Retaliatory measures are being prepared by Serbia against possible Kosovo's declaration of independence and the countries which recognize it.
Vuk Jeremic did not specify how Serbia would respond if separatist Kosovo Albanian officials carry out their threat to declare independence if a final push for a diplomatic settlement between now and Dec. 10 does not result in the Serbian province's statehood.
"Serbia will have no choice but respond to the acts which would jeopardize its sovereignty and territorial integrity," Jeremic said. "The unilateral declaration of independence would bring protracted instability to the region," he warned.
But, Jeremic also said that Serbia would not allow itself to be plunged back to international isolation as during the rule of late President Slobodan Milosevic in the 1990s.

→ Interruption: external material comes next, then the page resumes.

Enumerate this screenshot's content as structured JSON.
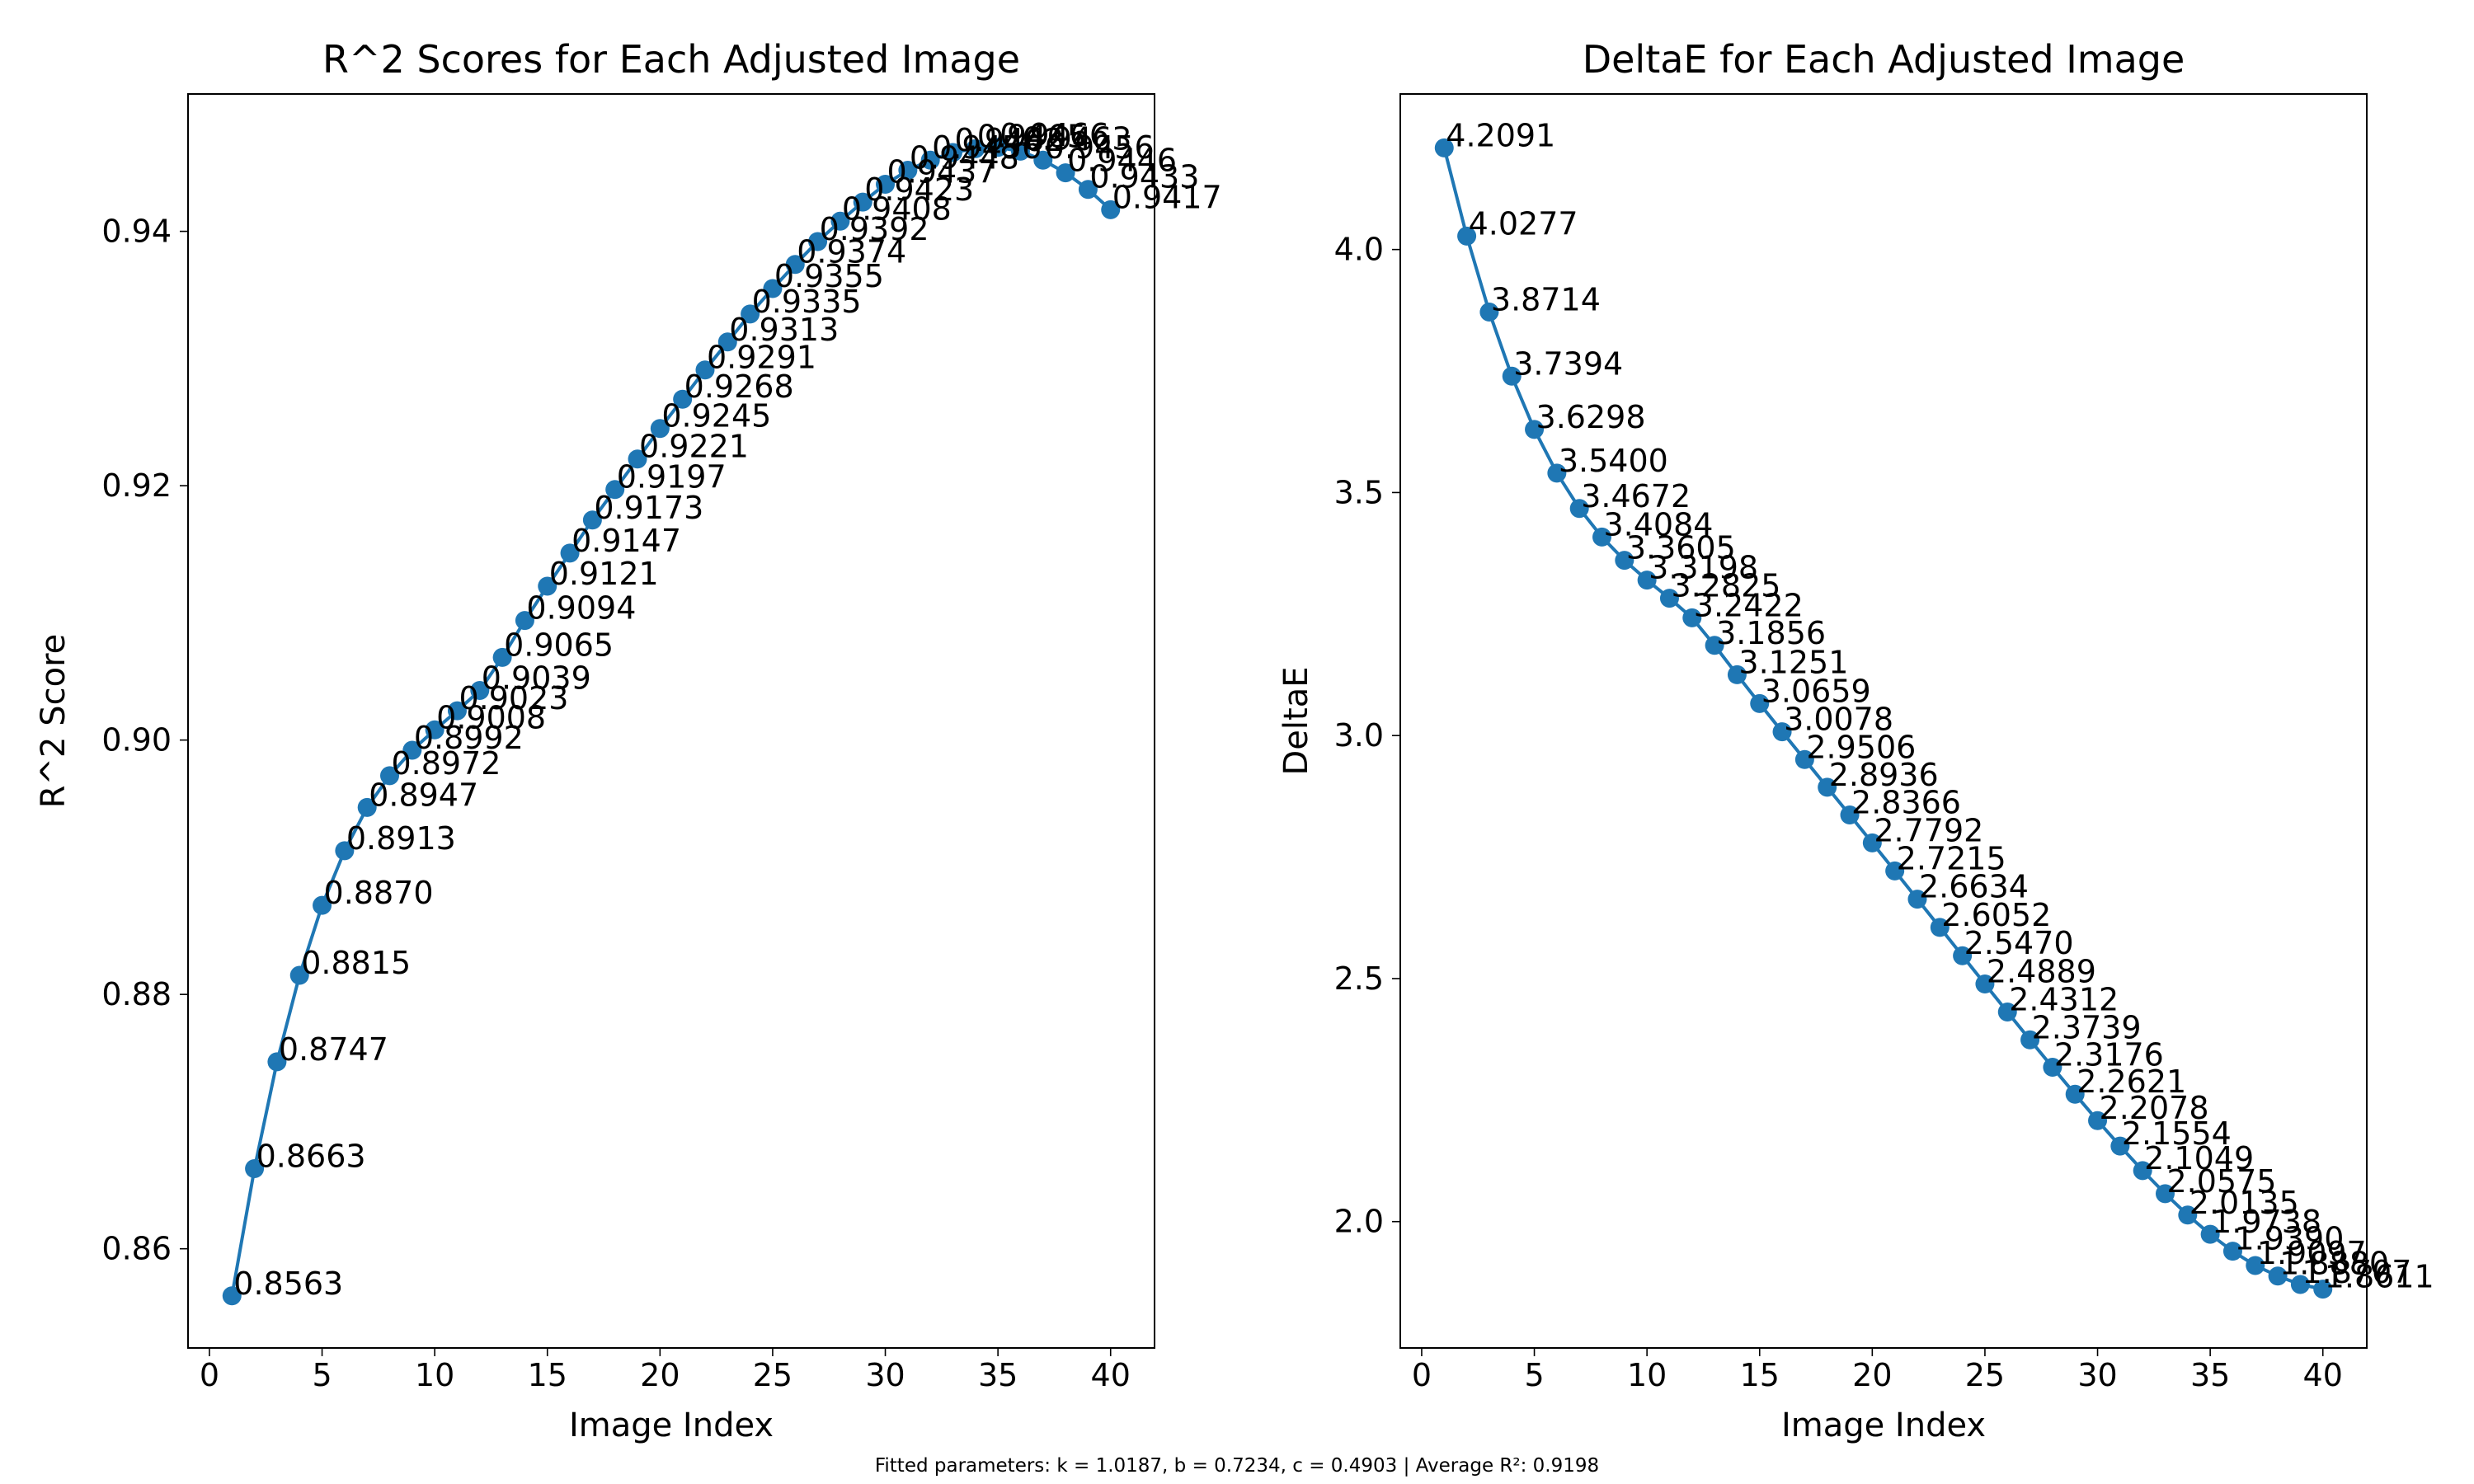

Diplomats from the United States, European Union and Russia are trying to get the two sides to agree on Kosovo's political future, eight years after NATO airstrikes were launched to stop a Serbian crackdown against separatist Kosovo Albanians.
Since then the province has been under U.N. and NATO control, although it is formally still part of Serbia.
Kosovo Prime Minister, Agim Ceku, reiterated Friday that the province's leaders would declare independence if no agreement was reached during the talks, which opened Thursday in Vienna, Austria. But no unilateral move would be made without support from the U.S. and EU, he said.
Nationalist Serbian Prime Minister Vojislav Kostunica said Thursday that in case Kosovo declares independence without consent from the U.N. Security Council - where Serbia's ally Russia has a veto power - Serbia "would have to respond with damage against damage."
He also did not specify what he meant, but Serbian ultranationalists have even called for military action against Kosovo Albanian separatists in case they declare independence of the province, which Serbs consider the cradle of their statehood and religion.
Kostunica has indicated Serbia would cut off diplomatic ties with all countries that recognize such unilateral declaration. The United States has hinted it would recognize Kosovo's statehood even without a U.N. approval, while the EU states were split over the issue.
Germany's visiting defense minister, Franz Josef Jung, appealed Friday for calm in Kosovo, after a latest round of talks to settle the future of the disputed province failed to bridge differences between ethnic Albanians and Serbia.
Jung urged all sides to avoid violence that would hamper the current internationally brokered negotiations. So far both sides have refused to back down from their political demands, with ethnic Albanians seeking independence, while Serbia wanting to keep at least formal control over Kosovo.
"I ask all sides for restraint," Jung told reporters. "We are making all efforts for these talks to end by December and to avoid turmoil that would hinder the talks."